If China were more isolated, the outbreak in Wuhan might not have escalated into a once-in-a-century catastrophe. When the SARS epidemic burst out in November 2002, the government did not acknowledge it until five months later. When the disease was finally contained in July 2003, a total of 8,000 cases were confirmed, resulting in 774 reported deaths in 17 countries. That pales in comparison to the Wuhan virus. As of today, there have been over 30,000 reported deaths among 650,000 confirmed cases in more than 170 countries, and the figures continue to climb by leaps and bounds. The high fatality rate of SARS may have been attributed to the slow transmission, but one cannot overlook the fact that China’s interaction with the world was relatively inconsequential back then. Only one year into the WTO, China’s share of the world economy was 4 percent instead of the 16 percent it is today; and its position as the world’s factory hadn’t taken shape.

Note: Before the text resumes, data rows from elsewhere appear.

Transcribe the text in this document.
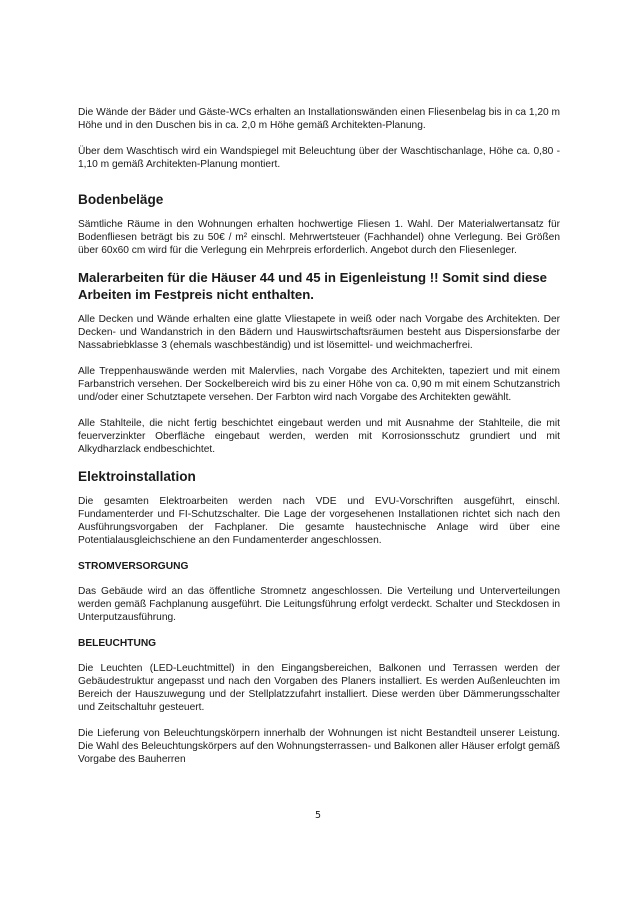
Die Wände der Bäder und Gäste-WCs erhalten an Installationswänden einen Fliesenbelag bis in ca 1,20 m Höhe und in den Duschen bis in ca. 2,0 m Höhe gemäß Architekten-Planung.

Über dem Waschtisch wird ein Wandspiegel mit Beleuchtung über der Waschtischanlage, Höhe ca. 0,80 - 1,10 m gemäß Architekten-Planung montiert.

Bodenbeläge

Sämtliche Räume in den Wohnungen erhalten hochwertige Fliesen 1. Wahl. Der Materialwertansatz für Bodenfliesen beträgt bis zu 50€ / m² einschl. Mehrwertsteuer (Fachhandel) ohne Verlegung. Bei Größen über 60x60 cm wird für die Verlegung ein Mehrpreis erforderlich. Angebot durch den Fliesenleger.

Malerarbeiten für die Häuser 44 und 45 in Eigenleistung !! Somit sind diese Arbeiten im Festpreis nicht enthalten.

Alle Decken und Wände erhalten eine glatte Vliestapete in weiß oder nach Vorgabe des Architekten. Der Decken- und Wandanstrich in den Bädern und Hauswirtschaftsräumen besteht aus Dispersionsfarbe der Nassabriebklasse 3 (ehemals waschbeständig) und ist lösemittel- und weichmacherfrei.

Alle Treppenhauswände werden mit Malervlies, nach Vorgabe des Architekten, tapeziert und mit einem Farbanstrich versehen. Der Sockelbereich wird bis zu einer Höhe von ca. 0,90 m mit einem Schutzanstrich und/oder einer Schutztapete versehen. Der Farbton wird nach Vorgabe des Architekten gewählt.

Alle Stahlteile, die nicht fertig beschichtet eingebaut werden und mit Ausnahme der Stahlteile, die mit feuerverzinkter Oberfläche eingebaut werden, werden mit Korrosionsschutz grundiert und mit Alkydharzlack endbeschichtet.

Elektroinstallation

Die gesamten Elektroarbeiten werden nach VDE und EVU-Vorschriften ausgeführt, einschl. Fundamenterder und FI-Schutzschalter. Die Lage der vorgesehenen Installationen richtet sich nach den Ausführungsvorgaben der Fachplaner. Die gesamte haustechnische Anlage wird über eine Potentialausgleichschiene an den Fundamenterder angeschlossen.

STROMVERSORGUNG

Das Gebäude wird an das öffentliche Stromnetz angeschlossen. Die Verteilung und Unterverteilungen werden gemäß Fachplanung ausgeführt. Die Leitungsführung erfolgt verdeckt. Schalter und Steckdosen in Unterputzausführung.

BELEUCHTUNG

Die Leuchten (LED-Leuchtmittel) in den Eingangsbereichen, Balkonen und Terrassen werden der Gebäudestruktur angepasst und nach den Vorgaben des Planers installiert. Es werden Außenleuchten im Bereich der Hauszuwegung und der Stellplatzzufahrt installiert. Diese werden über Dämmerungsschalter und Zeitschaltuhr gesteuert.

Die Lieferung von Beleuchtungskörpern innerhalb der Wohnungen ist nicht Bestandteil unserer Leistung. Die Wahl des Beleuchtungskörpers auf den Wohnungsterrassen- und Balkonen aller Häuser erfolgt gemäß Vorgabe des Bauherren

5
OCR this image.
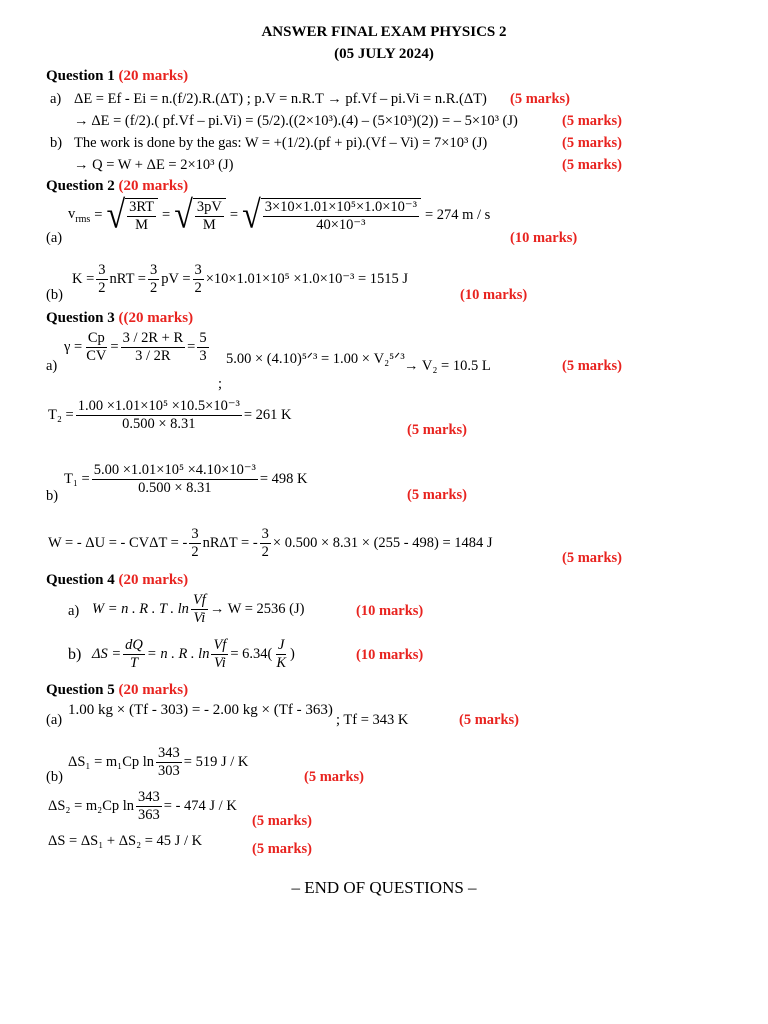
ANSWER FINAL EXAM PHYSICS 2
(05 JULY 2024)
Question 1 (20 marks)
a) ΔE = Ef - Ei = n.(f/2).R.(ΔT) ; p.V = n.R.T → pf.Vf – pi.Vi = n.R.(ΔT) (5 marks)
→ ΔE = (f/2).( pf.Vf – pi.Vi) = (5/2).((2×10³).(4) – (5×10³)(2)) = – 5×10³ (J)	(5 marks)
b) The work is done by the gas: W = +(1/2).(pf + pi).(Vf – Vi) = 7×10³ (J)	(5 marks)
→ Q = W + ΔE = 2×10³ (J)	(5 marks)
Question 2 (20 marks)
(a)
$v_{rms}$ = √ $\frac{3RT}{M}$ = √ $\frac{3pV}{M}$ = √ $\frac{\text{3×10×1.01×10⁵×1.0×10⁻³}}{\text{40×10⁻³}} = 274$ m / s
(10 marks)
(b)
$K = \frac{3}{2}$ nRT = $\frac{3}{2}$ pV = $\frac{3}{2} \times 10\times 1.01\times 10^5 \times 1.0\times 10^{-3} = 1515$ J
(10 marks)
Question 3 ((20 marks)
a)
$\gamma = \frac{Cp}{CV} = \frac{3 / 2R + R}{3 / 2R} = \frac{5}{3} 5.00$ × (4.10)⁵ᐟ³ = 1.00 × V₂⁵ᐟ³
;
→ V₂ = 10.5 L	(5 marks)
$T_2 = \frac{\text{1.00 ×1.01×10⁵ ×10.5×10⁻³}}{0.500 \times 8.31} = 261$ K
(5 marks)
b)
$T_1 = \frac{\text{5.00 ×1.01×10⁵ ×4.10×10⁻³}}{0.500 \times 8.31} = 498$ K
(5 marks)
W = - ΔU = - CVΔT = - $\frac{3}{2}$ nRΔT = - $\frac{3}{2} \times 0.500 \times 8.31 \times (255 - 498) = 1484$ J
(5 marks)
Question 4 (20 marks)
a) W = n . R . T . $\ln \frac{Vf}{Vi} \to W = 2536$ (J)	(10 marks)
b) $\Delta S = \frac{dQ}{T} = n$ . R . $\ln \frac{Vf}{Vi} = 6.34$ ( $\frac{J}{K}$ )	(10 marks)
Question 5 (20 marks)
(a)
1.00 kg × (Tf - 303) = - 2.00 kg × (Tf - 363)
; Tf = 343 K	(5 marks)
(b)
ΔS₁ = m₁Cp $\ln \frac{343}{303} = 519$ J / K
(5 marks)
ΔS₂ = m₂Cp $\ln \frac{343}{363}$ = - 474 J / K
(5 marks)
ΔS = ΔS₁ + ΔS₂ = 45 J / K	(5 marks)
– END OF QUESTIONS –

If Beijing were transparent and allowed freedom of speech, the situation could also have been different. A March study by researchers at the U.K.’s University of Southampton showed that, if an intervention took place just three weeks earlier, 95 percent fewer people would have been infected. Three weeks is exactly the time period between the end of December, when the whistleblower doctor Li Wenliang and his colleagues sent out warnings on social media, and January 23, when a lockdown of Wuhan was ordered. By January 20, the official word was that the disease “doesn’t spread from person to person.” In early January, according to the Chinese media Caixin, the Health Commission of Hubei province ordered medical institutions and professionals to destroy all samples of the Wuhan pneumonia virus and not to share the information with the public. On January 3, the National Health Commission issued a notice stipulating that “biological samples and related information must not be provided to other institutions and individuals without approval.” It is less likely that a democratic government in an open society would cover up such a major epidemic and miss the best time to contain the virus.

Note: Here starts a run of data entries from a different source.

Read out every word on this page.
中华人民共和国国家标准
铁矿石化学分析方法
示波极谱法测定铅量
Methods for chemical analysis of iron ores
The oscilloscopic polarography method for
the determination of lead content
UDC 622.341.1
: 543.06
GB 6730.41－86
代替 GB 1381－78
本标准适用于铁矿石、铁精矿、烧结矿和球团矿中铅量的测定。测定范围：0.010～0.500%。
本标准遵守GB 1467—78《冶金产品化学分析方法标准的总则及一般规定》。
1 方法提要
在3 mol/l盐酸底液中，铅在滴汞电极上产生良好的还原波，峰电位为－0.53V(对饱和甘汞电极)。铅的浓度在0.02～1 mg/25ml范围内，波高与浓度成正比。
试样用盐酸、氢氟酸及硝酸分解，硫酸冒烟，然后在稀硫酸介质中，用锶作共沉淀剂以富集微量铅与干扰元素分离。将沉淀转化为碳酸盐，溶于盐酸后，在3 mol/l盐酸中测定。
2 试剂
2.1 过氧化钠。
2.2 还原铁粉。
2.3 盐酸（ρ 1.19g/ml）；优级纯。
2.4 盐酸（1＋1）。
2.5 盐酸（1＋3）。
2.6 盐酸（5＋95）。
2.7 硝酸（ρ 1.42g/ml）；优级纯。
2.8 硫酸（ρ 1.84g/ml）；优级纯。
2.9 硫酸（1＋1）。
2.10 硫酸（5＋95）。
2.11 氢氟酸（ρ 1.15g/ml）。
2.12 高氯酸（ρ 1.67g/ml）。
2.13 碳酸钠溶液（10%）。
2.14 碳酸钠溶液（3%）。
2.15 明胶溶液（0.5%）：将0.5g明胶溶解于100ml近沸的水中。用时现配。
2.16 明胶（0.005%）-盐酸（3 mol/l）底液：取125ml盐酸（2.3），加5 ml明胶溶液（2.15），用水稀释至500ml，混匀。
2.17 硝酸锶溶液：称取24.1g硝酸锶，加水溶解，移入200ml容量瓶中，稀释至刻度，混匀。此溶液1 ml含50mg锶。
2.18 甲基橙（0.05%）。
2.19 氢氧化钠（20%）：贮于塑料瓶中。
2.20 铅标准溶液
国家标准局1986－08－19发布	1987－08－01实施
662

Unfortunately, neither of these suppositions is true. The world faces high stakes when an anti-democracy regime that routinely suppresses the free flow of information is also an important component of the global economy.

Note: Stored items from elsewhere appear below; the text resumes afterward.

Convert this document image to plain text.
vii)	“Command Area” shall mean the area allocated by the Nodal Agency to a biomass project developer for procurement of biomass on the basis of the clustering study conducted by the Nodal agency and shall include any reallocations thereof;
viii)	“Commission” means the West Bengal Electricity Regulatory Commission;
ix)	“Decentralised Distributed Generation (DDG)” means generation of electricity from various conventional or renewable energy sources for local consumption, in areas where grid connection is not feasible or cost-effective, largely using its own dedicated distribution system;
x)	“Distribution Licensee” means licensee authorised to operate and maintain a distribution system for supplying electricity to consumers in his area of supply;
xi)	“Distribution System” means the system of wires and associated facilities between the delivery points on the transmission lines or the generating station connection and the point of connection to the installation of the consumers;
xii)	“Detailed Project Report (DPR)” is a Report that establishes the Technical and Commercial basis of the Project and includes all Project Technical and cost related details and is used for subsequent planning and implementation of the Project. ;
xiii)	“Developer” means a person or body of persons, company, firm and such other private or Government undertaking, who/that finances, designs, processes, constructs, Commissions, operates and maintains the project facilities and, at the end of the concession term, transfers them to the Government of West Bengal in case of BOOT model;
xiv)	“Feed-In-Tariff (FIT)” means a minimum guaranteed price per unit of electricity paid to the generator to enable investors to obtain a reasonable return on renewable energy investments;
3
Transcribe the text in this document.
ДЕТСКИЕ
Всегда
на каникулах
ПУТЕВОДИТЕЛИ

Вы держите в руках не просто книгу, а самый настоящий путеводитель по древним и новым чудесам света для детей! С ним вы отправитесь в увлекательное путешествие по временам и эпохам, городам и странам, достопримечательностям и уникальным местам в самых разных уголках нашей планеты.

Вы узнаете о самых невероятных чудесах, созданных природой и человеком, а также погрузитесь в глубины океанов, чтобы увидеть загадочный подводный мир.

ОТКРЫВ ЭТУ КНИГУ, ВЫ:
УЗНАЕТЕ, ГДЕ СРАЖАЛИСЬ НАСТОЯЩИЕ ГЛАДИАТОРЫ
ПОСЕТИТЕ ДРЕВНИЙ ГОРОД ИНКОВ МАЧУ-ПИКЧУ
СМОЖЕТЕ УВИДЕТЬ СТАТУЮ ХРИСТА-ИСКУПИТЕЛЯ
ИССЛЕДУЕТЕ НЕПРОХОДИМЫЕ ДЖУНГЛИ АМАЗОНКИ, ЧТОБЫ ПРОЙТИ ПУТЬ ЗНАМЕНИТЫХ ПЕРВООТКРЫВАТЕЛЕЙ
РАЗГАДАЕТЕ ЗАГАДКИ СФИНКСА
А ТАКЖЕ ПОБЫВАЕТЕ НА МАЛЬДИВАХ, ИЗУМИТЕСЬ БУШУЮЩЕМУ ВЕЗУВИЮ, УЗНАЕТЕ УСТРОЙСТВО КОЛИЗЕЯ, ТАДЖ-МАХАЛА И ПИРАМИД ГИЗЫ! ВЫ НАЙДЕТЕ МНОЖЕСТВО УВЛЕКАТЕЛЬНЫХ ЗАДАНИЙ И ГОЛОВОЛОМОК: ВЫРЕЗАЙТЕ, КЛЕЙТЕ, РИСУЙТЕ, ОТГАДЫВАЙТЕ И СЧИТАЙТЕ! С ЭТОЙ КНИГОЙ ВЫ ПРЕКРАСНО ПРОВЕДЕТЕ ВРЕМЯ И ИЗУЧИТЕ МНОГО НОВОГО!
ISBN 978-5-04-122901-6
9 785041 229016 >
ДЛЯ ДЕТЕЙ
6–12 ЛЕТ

Based on an unproven idea that trade and economic prosperity promote freedom and democracy, the West has, for decades, provided China money, technology, and market access. Be it an excuse for the corporations to profit from the country’s cheap labor or policymakers’ naivety and wishful thinking, the theory turned out to be wrong. China’s economy has grown, but so has the Chinese Communist Party’s (CCP’s) domestic control and its global ambitions. People in China shun and shy away from sensitive political topics on social media. “Spreading rumors” or “groundless criticism of the central authority” is a crime punishable by years in jail. Overseas, the regime has been trumpeting its “Belt and Road Initiative,” an infrastructure investment project and a vehicle to expand its ideological influence. In a word, the West’s trade and investment has built a most formidable authoritarian machine. With a larger economy, greater global influence, and a strong position as the world’s factory, Beijing has little to fear when resisting Western ideas.
China has therefore refused to change. In its handling of infectious diseases 17 years ago, it covered up SARS and arrested Dr. Jiang Yanyong, who exposed the outbreak to the outside world. 17 years later, it covered up the Wuhan virus, silenced Dr. Li Wenliang, and detained activists who leaked uncensored coverage of the disaster. Even worse, China denied the cover-up, fueled anti-American propaganda, expelled the journalists who could report to the rest of the world, and blamed the U.S. for originally spreading the virus, while not providing any evidence.
The West must come to terms with the reality that the Chinese regime has not changed and will never change. If another epidemic happens, it will still cover it up and deny all responsibility for it. Delinking China may be the only option to protect ourselves and mitigate the potential damage to the world. If history has proven that the engagement policy is wrong, why not correct it by reversing course? Why should we make friends with someone who refuses to share our values? Why should we trust someone who has repeatedly lied to the world? Why continue to allow a bad government to hold the world hostage? These are all the million-dollar questions we need to ask ourselves.
It’s time to give up the fantasy and learn the lesson that is being taught to us at such a great cost of human lives. If we cannot change China, we should stay away from it!